Een direct gekozen burgemeester is niet langer tegen te houden, zo luidde mijn stellingname, nu ook op lokaal niveau de oude ideologisch gefundeerde politiek meer nog dan op nationaal niveau zo dood is al een pier. Er is daarom dringend behoefte aan een personificatie van politieke macht en visie in de persoon van een direct gekozen burgemeester om de verpieterde lokale democratie nieuw leven in te blazen. Het heeft nog een hele tijd geduurd, voordat democratisering van het burgemeesters ambt een serieuze optie is geworden. Toonaangevende partijen als CDA en VVD bleven er nog jarenlang mordicus tegen. Dat het tenslotte in principe aanvaard is door het kabinet-Balkenende I en II is vooral te danken aan Europese invloed, i.c. de invloed van de Raad van Europa. Een benoemde burgemeester valt in Europees verband nauwelijks nog te verdedigen. Het is minister Thom de Graaf van D66 geweest die in 2003 geprobeerd heeft een direct gekozen burgemeester grondwettelijk mogelijk te maken. Zijn voorstel daartoe is echter in 2005 gestrand in de Eerste Kamer, taai bolwerk van constitutioneel conservatisme, deze keer op verzet van de PvdA fractie in die Kamer onder leiding van Ed van Thijn, eens een grote voorman van staatkundige innovatie.

In april 2012 heeft D66 bij monde van D66 Tweede Kamerlid Gerard Schouw een nieuwe poging gedaan met indiening van een wetsvoorstel om de benoeming van burgemeesters en commissarissen van de koningin uit de grondwet te halen als aanloop voor een nieuwe discussie over de meest wenselijke procedure voor het aanwijzen van burgemeesters en met nu ook een goede kans op een meerderheid voor een direct gekozen burgermeester.

Een direct gekozen burgemeester kan nog op meerdere manieren geïntroduceerd worden. Het gaat daarbij met name om de volgende twee opties: een ‘presidentieel’ stelsel dat de VVD tijdens de kabinetten Balkenende I en II prefereerde met een burgemeester die gekozen wordt op een eigen politiek programma dat hij met de door hem gekozen wethouders ten uitvoer kan brengen; of een collegiaal stelsel met een machtsevenwicht tussen burgemeester en gemeenteraad die op elkaar zijn aangewezen omdat zij elkaar niet kunnen wegsturen, zoals de voorkeur had van De Graaf.

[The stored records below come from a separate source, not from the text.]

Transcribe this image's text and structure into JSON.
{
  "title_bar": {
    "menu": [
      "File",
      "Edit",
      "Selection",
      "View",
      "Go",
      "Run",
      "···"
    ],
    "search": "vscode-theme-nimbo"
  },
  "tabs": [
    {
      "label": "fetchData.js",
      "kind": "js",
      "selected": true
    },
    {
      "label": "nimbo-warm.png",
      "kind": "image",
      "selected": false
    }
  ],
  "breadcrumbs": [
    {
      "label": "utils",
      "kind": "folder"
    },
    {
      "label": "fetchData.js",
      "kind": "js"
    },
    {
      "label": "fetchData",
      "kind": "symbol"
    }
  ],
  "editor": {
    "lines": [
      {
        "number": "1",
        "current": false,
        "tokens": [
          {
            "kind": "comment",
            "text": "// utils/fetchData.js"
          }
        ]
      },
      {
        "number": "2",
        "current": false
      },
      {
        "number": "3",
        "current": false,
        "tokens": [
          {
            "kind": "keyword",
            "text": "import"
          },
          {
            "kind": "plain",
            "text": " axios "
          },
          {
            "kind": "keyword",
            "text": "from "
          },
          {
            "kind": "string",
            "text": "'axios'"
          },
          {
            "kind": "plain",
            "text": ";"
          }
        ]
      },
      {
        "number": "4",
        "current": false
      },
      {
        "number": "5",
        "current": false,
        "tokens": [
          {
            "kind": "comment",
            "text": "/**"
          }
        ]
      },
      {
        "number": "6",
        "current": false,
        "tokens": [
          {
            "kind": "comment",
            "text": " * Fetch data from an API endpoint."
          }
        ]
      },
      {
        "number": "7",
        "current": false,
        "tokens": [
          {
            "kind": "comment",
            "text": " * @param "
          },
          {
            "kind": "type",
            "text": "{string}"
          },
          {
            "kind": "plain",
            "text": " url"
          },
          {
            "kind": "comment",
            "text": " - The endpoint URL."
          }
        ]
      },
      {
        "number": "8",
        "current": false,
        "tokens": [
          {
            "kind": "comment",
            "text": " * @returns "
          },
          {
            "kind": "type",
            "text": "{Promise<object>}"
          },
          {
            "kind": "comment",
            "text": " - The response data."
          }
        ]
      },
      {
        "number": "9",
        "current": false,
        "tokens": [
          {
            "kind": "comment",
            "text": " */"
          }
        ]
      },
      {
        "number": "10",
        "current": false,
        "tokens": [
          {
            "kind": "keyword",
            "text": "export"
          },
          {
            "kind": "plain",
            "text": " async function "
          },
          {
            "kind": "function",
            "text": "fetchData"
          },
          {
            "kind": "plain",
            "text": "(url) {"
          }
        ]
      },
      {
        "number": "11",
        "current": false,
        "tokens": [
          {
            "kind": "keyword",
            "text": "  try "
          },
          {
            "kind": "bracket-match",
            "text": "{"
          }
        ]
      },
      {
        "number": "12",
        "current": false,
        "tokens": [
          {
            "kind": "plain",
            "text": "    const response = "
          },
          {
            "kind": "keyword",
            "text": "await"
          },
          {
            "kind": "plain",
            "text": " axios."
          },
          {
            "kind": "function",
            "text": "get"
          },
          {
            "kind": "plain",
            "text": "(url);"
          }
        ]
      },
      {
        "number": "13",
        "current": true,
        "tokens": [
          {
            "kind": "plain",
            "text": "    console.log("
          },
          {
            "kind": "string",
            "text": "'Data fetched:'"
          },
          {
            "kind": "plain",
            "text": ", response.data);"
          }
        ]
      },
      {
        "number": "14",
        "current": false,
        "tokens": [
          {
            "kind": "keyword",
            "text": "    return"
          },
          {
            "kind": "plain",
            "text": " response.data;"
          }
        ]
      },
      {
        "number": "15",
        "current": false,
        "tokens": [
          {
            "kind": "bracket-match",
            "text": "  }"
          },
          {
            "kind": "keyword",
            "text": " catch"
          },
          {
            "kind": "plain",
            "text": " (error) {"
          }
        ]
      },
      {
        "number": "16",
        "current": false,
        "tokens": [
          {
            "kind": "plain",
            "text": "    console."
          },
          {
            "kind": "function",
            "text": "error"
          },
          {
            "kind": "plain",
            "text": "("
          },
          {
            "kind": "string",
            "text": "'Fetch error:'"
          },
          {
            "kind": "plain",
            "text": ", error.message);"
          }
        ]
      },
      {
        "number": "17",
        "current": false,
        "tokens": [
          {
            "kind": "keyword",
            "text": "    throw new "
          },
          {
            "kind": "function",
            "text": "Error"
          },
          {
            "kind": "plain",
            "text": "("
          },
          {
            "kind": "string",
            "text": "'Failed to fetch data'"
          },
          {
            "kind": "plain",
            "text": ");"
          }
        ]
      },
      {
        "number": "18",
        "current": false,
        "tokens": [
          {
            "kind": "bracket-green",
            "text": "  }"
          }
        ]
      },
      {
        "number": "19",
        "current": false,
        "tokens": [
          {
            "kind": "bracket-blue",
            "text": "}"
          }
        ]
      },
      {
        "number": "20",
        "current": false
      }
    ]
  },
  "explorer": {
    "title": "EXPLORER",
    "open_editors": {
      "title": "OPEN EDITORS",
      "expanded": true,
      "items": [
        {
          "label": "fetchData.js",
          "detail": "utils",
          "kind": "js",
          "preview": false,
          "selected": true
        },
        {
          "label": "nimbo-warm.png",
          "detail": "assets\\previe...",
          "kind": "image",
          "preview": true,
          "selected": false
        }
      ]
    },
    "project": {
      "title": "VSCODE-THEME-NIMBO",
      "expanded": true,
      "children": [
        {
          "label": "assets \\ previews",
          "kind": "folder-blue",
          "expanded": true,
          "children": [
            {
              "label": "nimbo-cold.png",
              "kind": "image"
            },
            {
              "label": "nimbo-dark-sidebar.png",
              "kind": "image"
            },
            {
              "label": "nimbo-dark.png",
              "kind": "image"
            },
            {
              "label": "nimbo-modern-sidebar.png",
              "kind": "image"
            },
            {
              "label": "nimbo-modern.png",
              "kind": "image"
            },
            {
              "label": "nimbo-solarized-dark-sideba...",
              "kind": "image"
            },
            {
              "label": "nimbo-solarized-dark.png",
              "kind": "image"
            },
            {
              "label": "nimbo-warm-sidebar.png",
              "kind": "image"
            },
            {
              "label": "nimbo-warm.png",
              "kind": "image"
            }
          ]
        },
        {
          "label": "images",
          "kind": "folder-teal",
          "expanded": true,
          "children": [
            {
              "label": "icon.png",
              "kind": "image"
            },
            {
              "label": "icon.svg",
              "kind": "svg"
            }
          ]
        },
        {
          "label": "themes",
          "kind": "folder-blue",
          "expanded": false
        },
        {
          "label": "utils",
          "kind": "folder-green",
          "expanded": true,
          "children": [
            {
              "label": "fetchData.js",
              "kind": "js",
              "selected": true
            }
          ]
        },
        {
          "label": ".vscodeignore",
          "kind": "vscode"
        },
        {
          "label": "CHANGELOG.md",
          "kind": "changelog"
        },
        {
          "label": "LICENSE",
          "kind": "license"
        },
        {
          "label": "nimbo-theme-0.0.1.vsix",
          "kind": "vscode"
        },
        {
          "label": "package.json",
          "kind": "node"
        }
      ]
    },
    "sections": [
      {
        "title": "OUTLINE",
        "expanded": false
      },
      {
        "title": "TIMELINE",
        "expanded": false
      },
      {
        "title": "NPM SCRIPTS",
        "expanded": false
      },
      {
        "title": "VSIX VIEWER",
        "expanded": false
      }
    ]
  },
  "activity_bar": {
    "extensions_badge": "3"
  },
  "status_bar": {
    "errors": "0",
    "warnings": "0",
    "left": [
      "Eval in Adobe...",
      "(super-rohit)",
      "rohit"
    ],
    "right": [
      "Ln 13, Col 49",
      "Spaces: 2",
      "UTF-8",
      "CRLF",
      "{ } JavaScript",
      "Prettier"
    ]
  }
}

Interessant is in dit verband de ontwikkeling van de PvdA. Van voorstander van een direct gekozen burgemeester in haar verkiezingsprogramma van 1971 heeft zij die radicaal-democratische positie daarna geruisloos weer verlaten en ingeruild voor die van een door de raad gekozen burgemeester. Nadat zij door het kabinet en grote delen van CDA en VVD in democratiseringsdrang gepasseerd dreigde te worden is PvdA-leider Bos ijlings teruggekeerd naar de positie van 1971, zij het dat daar in zijn partij nog veel oppositie tegen was. Die oppositie heeft tenslotte weer de overhand gekregen.



[1] Zie H.A. Brasz, Gemeentelijke democratie in Nederland, in: Problemen en Democratie II, 1967, pp. 110- 115.